Use of Quantitative Real-Time PCR to Unravel Ecological Complexity in a Biological Control System ()
1. Introduction
Reducing chemical pesticide use is a desirable goal for agriculture and forestry. One disease control method, the application of fungi or bacteria as microbial antagonists of plant pathogens, offers prospects of environmentally benign pest control. Biological control (biocontrol) microbes applied to seeds or soil may colonize soil or the rhizosphere, and thus may be present at or near infection courts of soilborne pathogens. There, biocontrol agents may reduce disease through a variety of mechanisms including production of antifungal compounds, hyperpara- sitism of pathogens, stimulation of host plant defenses, or competitive colonization of the spermosphere or rhizosphere. Numerous fungi have shown potential as agents for biological control of soilborne phytopathogens. However, soils are densely populated and highly competitive habitats, and poor competitive ability of introduced fungi, leading to unsuccessful establishment and activity, has often been observed [1] . Unlike gnotobiotic systems, soil is characterized by a multitude of both trophic (i.e., food web) and non-trophic (e.g., mutualism, commensalism, amensalism, antagonism, competition) interspecific relationships [2] . Thus, ecological complexity within the soil biotic community may significantly affect the success of biological control of plant pathogens using natural enemies.

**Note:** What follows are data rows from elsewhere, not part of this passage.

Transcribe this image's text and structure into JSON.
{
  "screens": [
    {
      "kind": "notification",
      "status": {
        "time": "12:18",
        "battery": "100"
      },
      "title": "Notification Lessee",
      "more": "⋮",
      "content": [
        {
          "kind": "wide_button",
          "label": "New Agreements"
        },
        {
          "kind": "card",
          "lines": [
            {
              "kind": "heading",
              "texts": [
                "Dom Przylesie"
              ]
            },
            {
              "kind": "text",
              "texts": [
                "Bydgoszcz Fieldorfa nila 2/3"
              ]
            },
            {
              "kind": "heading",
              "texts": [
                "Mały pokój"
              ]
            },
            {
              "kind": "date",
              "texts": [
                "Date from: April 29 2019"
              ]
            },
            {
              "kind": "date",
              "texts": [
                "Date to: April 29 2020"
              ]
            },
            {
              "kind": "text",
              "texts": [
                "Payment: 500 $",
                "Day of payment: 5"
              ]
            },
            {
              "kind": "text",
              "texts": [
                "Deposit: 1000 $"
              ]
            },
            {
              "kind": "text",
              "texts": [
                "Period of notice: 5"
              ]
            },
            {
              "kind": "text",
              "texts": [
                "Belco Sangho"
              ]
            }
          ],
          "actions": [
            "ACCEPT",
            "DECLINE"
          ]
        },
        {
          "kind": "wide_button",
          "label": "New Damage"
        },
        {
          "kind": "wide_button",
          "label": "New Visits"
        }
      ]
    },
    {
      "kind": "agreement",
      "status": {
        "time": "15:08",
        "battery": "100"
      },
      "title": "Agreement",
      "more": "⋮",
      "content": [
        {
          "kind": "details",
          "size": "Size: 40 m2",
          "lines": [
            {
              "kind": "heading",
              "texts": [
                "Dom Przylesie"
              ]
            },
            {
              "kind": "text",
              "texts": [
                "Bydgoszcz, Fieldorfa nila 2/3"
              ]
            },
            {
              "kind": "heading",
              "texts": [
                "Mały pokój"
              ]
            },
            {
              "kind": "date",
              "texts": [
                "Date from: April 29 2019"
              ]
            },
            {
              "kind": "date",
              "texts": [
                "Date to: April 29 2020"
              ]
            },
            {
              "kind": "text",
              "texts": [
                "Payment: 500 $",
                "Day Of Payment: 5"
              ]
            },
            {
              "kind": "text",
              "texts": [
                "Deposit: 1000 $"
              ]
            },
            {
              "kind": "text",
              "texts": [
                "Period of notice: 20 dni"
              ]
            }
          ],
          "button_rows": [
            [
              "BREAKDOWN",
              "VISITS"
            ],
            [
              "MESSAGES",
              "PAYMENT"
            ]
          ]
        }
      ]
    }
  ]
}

The genus Trichoderma contains several species, especially T. harzianum, that have been extensively evaluated as biocontrol agents against soilborne fungal pathogens [3] [4] , including the sclerotium-forming fungus Sclerotinia sclerotiorum, where as a mycoparasite T. harzianum can colonize and kill the resting stage of this pathogen [5] . However, we have also demonstrated that the fungivorous nematode Aphelenchoides saprophilus is able to feed on hyphae of T. harzianum in soil [6] (Figure 1).

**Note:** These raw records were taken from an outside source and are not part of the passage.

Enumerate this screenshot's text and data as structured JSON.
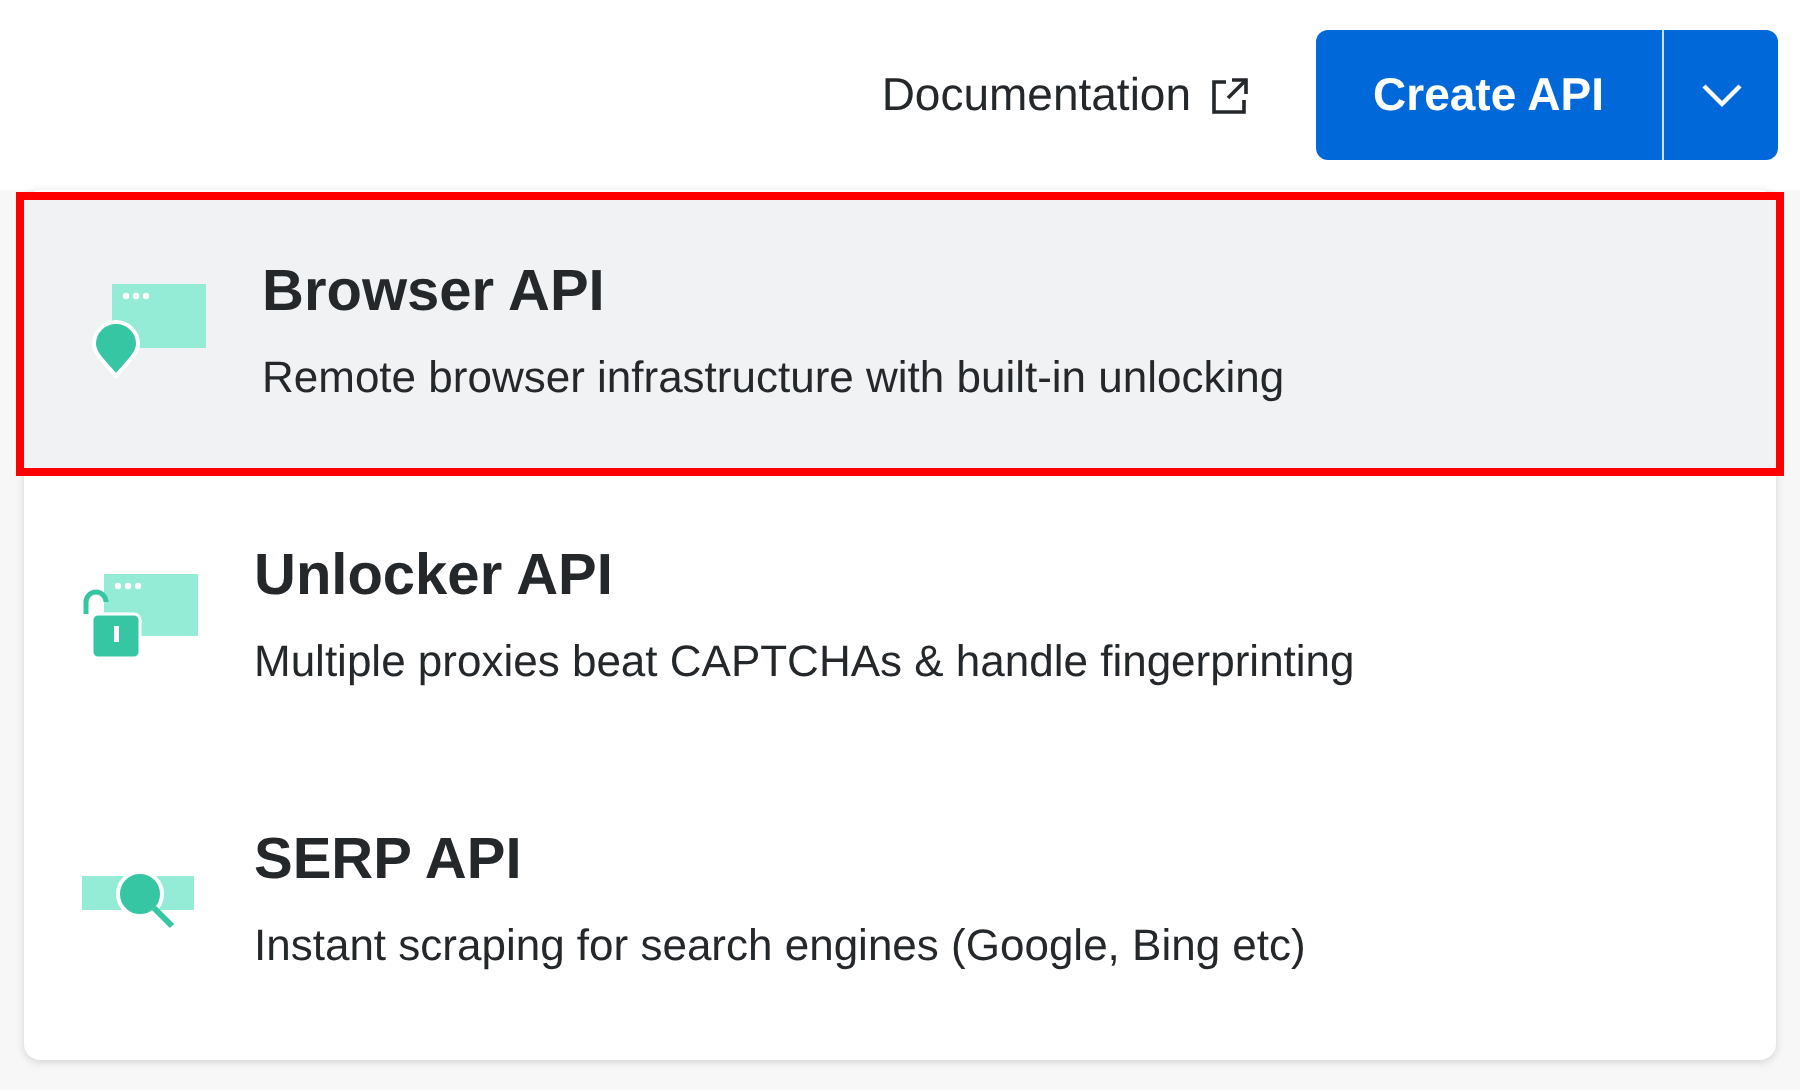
{
  "header": {
    "documentation_link": "Documentation",
    "create_button": "Create API"
  },
  "menu": [
    {
      "kind": "browser",
      "title": "Browser API",
      "description": "Remote browser infrastructure with built-in unlocking",
      "selected": true
    },
    {
      "kind": "unlocker",
      "title": "Unlocker API",
      "description": "Multiple proxies beat CAPTCHAs & handle fingerprinting",
      "selected": false
    },
    {
      "kind": "serp",
      "title": "SERP API",
      "description": "Instant scraping for search engines (Google, Bing etc)",
      "selected": false
    }
  ]
}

Where three or more trophic levels are present in a food chain, consumption of prey by top predators can induce cascading effects (known as “trophic cascades”) on the abundance, biomass or productivity on organisms of lower trophic levels [7] . Trophic cascades occur when predators in a food web suppress the abundance of their prey, releasing the next lower level from predation by the intermediate level [7] . We hypothesized that the Aphelenchoides × Trichoderma × Sclerotinia food chain represents such a trophic cascade, in that fungivory by A. saprophilus reduces the growth of T. harzianum and its ability to successfully colonize sclerotia of S. sclerotiniorum, effectively reducing mycoparasitism (and thus reducing biocontrol) of the plant pathogen.
Figure 1. Aphelenchoides saprophilus feeding on a hypha of Trichoderma harzianum.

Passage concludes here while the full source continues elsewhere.